Aydınlandığını ve az da olsa akıllandığını beyan eder Beyefendi...


BÜYÜK ADAMLAR

‘Olmaz, katiyyen olmaz...’
Bir dostun başından geçen gülünesi, ama bir o kadar da düşünülesi bir olaydır...
Adı Türkiye olan nadide bir memlekette bir insan ömrüne sığabilecek kadar uzak olmayan eski zamanlarda bir bakan varmış. İştigal alanı memleketin kültürel gelişimi konularıymış. Rivayet odur ki, işini çok ciddiye alırmış. Kendilerine tevdi edilen her evrakı didik didik eder, ancak ondan sonra “olur” verirmiş. Ve her fani gibi onun da siyasi görüşü varmış. Sevdiği, sevmediği, tuttuğu, tutmadığı, nefret etttiği, uzak durduğu işler ve kişiler varmış doğal olarak. Efendim devlette matbu evraklar vardır. İlgili daire, diyelim ki, Opera ve Bale Müdürlüğü bir evrak sunar bakana. Gelenek odur ki, şayet bakan paraf atmazsa iş olmamış, onay verilmemiş sayılır. Alttaki olur vaziyeti paraflanmışsa da evrak onaylanmış olur.

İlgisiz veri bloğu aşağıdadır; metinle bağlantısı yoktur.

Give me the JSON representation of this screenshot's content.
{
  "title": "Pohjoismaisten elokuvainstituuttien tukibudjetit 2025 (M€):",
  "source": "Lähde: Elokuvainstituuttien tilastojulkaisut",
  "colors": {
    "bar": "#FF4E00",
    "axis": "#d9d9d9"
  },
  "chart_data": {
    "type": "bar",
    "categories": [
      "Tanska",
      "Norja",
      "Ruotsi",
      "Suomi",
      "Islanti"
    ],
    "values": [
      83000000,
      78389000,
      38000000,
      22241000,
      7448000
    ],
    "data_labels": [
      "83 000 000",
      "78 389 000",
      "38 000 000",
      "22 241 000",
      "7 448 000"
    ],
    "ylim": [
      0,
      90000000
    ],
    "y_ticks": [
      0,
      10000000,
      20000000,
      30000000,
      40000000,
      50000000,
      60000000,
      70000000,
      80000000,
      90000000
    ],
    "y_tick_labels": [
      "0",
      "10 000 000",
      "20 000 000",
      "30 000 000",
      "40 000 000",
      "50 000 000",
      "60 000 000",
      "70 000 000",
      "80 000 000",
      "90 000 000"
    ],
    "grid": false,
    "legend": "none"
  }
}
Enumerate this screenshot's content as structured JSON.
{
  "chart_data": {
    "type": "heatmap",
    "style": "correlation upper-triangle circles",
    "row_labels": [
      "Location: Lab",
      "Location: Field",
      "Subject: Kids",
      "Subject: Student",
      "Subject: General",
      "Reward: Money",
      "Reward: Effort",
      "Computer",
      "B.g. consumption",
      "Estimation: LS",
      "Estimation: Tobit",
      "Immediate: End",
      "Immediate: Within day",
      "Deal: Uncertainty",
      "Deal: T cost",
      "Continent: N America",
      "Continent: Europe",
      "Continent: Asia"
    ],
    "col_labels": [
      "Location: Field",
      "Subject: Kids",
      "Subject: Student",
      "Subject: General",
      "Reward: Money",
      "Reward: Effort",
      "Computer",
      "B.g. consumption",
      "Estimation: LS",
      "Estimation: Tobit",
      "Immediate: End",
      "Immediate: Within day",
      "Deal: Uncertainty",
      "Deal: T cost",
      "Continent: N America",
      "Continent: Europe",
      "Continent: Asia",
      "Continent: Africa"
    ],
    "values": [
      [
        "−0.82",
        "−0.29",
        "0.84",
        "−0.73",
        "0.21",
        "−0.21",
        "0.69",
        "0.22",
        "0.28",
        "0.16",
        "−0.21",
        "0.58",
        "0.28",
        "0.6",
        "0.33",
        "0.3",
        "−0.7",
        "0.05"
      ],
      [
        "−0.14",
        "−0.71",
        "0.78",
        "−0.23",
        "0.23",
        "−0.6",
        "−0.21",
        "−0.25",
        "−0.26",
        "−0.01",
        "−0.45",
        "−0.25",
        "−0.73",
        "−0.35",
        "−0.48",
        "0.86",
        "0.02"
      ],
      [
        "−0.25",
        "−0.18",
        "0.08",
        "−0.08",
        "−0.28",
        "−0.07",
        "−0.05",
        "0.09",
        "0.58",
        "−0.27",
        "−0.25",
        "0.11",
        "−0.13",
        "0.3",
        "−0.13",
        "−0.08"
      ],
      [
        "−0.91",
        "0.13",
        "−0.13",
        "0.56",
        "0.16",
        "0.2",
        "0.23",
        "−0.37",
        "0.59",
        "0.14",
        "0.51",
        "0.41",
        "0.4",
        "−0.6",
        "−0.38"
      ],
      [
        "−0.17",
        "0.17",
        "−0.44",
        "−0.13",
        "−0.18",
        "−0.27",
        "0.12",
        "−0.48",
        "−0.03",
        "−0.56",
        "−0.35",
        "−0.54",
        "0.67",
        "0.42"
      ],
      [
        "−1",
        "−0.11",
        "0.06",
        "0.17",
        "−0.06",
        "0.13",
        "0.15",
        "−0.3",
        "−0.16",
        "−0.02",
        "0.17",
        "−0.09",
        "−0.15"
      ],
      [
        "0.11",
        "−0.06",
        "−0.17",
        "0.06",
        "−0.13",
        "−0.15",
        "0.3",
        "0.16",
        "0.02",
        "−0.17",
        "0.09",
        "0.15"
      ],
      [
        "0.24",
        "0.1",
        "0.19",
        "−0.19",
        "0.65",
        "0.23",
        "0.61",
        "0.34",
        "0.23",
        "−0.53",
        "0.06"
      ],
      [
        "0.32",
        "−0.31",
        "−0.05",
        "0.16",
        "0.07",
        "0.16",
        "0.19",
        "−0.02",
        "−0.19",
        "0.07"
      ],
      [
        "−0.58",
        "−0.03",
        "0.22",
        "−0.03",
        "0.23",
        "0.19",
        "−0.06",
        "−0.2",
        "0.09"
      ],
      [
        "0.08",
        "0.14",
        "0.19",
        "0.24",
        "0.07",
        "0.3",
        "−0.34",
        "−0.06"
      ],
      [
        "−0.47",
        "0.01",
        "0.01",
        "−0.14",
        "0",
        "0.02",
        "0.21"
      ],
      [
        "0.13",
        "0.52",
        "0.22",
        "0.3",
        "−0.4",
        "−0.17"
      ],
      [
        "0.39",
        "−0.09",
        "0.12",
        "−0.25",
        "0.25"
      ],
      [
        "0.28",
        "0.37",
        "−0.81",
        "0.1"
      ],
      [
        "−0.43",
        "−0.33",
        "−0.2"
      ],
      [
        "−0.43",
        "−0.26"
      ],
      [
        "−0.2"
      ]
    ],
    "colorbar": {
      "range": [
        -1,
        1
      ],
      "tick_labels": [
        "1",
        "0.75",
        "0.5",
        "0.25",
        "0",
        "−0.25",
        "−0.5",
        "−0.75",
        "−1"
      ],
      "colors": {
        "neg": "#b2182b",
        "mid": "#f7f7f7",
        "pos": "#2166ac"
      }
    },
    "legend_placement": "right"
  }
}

Ancak bizim bakanımız, istemediği işleri usulüne uygun yapmazmış. “Olur”un üstünü kalınca çizer ve koca harflerle “olmaz” diye yazarmış. Hiç istemediği bir iş için onay alınmak istenmişse kendisinden, bu kez işi abartır ve “olur”un üstünü çizmekle kalmaz, devasa harflerle “Katiyyen olmaz” diye yazarak atarmış evrakı bir tarafa...
Duyumumuz odur ki, şimdiki zamanda bu büyüğümüzü çok önemli bir devlet görevi beklemektedir... Bu memlekette olmaz demeyeceksiniz, olur...
 

İŞTE O KADAR

Sevdanın hakkından mantıkla gelindiğini duydunuz mı hiç? Stefan Zweig


BİR FOTO...


Yer, Beyoğlu. İstiklal Caddesi. Ve ünlü bir tatlıcı dükkanı. İki kız çocuğumuz... İki çocuğumuz... Yoksullar. Ve camdan bakıyorlar. İçlerinde henüz dizginsiz bir öfke yok belki ama, bu çocuklar büyüyecek ve her şeyin farkına varacak günün birinde. Ve muhtemeldir ki, bu anı hiç unutmayacaklar. Umarız o zaman içeride hesap ödeme kuyruğunda olurlar...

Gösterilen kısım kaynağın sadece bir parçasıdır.